Satu Dekade Damai, Aceh Apa Cerita?

Oleh: Shella Rafiqah Ully

Satu dasawarsa berlalu, konflik senjata hanya tinggal cerita. Kini, konflik politik dan implementasi pembangunan jadi episode baru kisah damai di Aceh.
 
Foto bersama usai penandatanganan MoU Helsinki /Google.com

Sepuluh tahun sudah nota kesepahaman damai ditandatangani pemerintah Republik Indonesia dan Gerakan Aceh Merdeka (GAM) di Helsinki, Finlandia. Janji damai antara dua pihak yang bertikai ini, jadi semacam angin sejuk penetram hati rakyat Aceh di seluruh penjuru. Setidaknya tak ada lagi kontak tembak siang hari ataupun kabar orang hilang di malam hari.

Berdasarkan catatan yang dirilis Kontras Aceh hingga September 2001 ada 1066 kasus pelanggaran HAM di Aceh saat konflik berlangsung. Pembunuhan diluar prosedur hukum, penangkapan dan penahanan sewenang-wenang, penghilangan paksa hingga penyiksaan dan kekerasan terhadap perempuan terjadi. Dunia pun tahu, untuk sebuah Memorandum of Understanding (MoU) ini awak nanggroe harus membayar mahal dengan darah dan air mata puluhan tahun lamanya.

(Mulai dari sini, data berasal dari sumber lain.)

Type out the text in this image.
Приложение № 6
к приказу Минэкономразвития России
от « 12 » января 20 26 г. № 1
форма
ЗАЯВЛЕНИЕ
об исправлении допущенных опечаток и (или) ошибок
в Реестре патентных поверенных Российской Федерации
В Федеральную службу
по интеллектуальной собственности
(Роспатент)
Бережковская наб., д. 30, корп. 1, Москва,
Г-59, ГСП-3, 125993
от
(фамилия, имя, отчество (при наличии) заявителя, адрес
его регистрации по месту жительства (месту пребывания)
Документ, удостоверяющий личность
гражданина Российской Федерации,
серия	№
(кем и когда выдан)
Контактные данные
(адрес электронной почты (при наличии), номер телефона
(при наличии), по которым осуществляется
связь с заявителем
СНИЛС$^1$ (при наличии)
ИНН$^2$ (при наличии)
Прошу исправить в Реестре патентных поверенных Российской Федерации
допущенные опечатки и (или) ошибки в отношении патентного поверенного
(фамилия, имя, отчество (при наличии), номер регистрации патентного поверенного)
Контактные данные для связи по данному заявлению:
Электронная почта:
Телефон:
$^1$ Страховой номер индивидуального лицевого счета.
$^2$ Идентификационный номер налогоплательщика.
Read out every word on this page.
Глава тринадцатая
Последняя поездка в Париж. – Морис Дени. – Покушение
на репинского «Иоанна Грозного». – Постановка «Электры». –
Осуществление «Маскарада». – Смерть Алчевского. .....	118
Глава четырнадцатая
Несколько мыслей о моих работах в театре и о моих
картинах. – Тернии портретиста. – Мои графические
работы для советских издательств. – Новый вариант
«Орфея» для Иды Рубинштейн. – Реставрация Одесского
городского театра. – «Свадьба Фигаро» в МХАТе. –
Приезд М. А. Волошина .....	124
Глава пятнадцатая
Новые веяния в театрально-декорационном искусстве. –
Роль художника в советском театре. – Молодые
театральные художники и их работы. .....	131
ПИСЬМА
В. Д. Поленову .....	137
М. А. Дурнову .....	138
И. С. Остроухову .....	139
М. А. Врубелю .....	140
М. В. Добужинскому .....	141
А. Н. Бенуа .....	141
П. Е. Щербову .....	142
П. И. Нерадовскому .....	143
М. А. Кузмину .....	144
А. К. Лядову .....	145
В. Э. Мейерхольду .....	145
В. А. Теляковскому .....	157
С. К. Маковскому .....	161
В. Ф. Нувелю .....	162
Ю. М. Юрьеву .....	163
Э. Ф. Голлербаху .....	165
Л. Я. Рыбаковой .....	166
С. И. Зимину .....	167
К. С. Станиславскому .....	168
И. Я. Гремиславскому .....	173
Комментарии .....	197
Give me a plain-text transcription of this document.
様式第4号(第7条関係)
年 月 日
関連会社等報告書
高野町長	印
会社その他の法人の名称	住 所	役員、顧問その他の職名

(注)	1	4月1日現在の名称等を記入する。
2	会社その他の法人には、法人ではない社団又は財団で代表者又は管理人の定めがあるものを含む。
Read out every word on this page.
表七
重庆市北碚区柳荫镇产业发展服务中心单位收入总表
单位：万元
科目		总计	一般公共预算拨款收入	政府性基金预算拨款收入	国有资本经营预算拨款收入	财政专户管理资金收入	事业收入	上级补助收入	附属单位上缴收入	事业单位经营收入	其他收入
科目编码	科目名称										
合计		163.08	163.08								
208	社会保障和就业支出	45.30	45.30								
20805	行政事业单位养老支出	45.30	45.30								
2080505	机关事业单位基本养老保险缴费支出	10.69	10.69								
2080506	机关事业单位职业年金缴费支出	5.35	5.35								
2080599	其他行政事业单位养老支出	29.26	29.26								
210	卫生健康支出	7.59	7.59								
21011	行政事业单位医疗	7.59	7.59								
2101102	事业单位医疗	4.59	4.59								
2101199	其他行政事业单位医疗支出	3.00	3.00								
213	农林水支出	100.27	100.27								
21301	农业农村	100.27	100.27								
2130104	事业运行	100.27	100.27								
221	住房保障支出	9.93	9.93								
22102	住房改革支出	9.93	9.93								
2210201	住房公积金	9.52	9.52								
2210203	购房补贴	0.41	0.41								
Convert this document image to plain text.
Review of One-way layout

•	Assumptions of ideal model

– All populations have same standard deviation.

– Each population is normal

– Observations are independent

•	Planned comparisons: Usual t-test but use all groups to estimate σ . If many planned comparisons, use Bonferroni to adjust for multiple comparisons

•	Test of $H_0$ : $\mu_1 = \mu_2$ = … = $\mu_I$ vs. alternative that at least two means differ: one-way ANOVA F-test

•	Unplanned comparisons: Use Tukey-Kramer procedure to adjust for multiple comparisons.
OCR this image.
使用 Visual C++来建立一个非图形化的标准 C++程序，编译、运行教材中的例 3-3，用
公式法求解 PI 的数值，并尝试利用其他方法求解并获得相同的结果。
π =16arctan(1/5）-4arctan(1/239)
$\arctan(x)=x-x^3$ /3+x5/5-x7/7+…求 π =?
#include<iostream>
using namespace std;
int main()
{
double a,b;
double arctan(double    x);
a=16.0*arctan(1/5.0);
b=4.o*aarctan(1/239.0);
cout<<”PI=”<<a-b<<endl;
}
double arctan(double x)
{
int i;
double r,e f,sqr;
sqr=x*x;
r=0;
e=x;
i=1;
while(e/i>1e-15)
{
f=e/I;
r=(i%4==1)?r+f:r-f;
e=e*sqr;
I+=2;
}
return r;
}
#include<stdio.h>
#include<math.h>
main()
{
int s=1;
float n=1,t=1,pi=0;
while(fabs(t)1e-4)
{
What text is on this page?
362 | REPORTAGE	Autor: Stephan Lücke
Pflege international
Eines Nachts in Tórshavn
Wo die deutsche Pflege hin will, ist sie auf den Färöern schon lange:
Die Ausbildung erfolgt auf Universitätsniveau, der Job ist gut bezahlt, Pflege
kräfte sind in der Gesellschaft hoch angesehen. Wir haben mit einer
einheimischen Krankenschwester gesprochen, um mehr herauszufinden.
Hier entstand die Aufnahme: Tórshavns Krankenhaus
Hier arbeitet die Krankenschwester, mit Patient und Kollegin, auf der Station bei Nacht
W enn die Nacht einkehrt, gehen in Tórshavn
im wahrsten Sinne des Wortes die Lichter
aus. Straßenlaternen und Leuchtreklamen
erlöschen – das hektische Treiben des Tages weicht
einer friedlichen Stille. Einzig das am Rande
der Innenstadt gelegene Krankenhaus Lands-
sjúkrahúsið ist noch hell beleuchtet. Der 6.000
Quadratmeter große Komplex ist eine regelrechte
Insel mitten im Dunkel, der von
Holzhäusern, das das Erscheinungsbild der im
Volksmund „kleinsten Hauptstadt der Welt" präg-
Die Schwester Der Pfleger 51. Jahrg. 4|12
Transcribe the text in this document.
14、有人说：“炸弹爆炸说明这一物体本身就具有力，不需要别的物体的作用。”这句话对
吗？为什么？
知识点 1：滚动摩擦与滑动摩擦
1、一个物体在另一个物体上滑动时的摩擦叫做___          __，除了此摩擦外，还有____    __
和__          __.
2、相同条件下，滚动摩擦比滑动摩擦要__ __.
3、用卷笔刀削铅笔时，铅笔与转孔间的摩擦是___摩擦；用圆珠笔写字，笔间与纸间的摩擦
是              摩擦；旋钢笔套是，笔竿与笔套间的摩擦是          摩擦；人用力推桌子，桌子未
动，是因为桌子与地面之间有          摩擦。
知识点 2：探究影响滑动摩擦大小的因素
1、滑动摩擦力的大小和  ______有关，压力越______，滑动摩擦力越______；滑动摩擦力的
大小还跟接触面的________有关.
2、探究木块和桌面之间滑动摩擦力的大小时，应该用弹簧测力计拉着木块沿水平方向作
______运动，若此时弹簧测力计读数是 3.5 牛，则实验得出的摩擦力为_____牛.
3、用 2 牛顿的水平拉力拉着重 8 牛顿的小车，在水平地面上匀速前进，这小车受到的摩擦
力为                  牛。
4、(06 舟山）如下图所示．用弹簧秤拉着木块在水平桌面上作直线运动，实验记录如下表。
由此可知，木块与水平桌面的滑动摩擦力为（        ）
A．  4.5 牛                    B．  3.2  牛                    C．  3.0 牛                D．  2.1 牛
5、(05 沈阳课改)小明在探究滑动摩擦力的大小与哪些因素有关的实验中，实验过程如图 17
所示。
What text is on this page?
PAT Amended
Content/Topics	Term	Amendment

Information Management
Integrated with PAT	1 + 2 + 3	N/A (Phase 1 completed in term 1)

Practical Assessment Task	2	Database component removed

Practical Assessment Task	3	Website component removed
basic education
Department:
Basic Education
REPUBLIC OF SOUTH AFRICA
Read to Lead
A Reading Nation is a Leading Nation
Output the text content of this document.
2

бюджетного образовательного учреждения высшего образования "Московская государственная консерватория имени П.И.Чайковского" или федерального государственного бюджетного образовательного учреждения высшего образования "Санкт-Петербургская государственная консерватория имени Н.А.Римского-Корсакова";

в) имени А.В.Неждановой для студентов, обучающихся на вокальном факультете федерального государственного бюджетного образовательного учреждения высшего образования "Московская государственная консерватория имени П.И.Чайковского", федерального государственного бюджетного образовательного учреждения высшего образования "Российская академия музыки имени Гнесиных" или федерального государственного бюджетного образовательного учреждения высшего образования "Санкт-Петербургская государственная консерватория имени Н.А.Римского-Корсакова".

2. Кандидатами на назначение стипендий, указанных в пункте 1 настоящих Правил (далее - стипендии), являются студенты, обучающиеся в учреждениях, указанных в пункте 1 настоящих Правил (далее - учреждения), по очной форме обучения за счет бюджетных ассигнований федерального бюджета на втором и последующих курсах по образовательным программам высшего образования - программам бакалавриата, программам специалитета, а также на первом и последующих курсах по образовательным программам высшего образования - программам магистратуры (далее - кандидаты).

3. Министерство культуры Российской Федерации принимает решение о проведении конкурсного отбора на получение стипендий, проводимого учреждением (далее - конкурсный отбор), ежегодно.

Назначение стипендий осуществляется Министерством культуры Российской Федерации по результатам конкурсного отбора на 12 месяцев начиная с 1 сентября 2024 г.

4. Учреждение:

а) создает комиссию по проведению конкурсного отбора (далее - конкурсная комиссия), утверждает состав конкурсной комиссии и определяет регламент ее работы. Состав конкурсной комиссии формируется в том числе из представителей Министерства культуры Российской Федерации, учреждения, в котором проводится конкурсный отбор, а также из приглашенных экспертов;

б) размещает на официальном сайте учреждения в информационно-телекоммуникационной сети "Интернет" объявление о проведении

Tanggal 15 Agustus sejak ditandatangani satu dekade lalu, pembahasan tentang damainya Aceh selalu menarik dibicarakan, terlebih saat momentumnya diperingati. MoU ini menjanjikan kewenangan besar atas Aceh terkait tata kelola pemerintahannya. Aceh diberi hak untuk menggunakan simbol-simbol wilayah termasuk bendera, lambang dan himne (MoU Helsinki tentang Penyelenggaran Pemerintahan di Aceh butir 1.1.5), hingga kewenangan besar dalam pengaturan ekonomi Aceh.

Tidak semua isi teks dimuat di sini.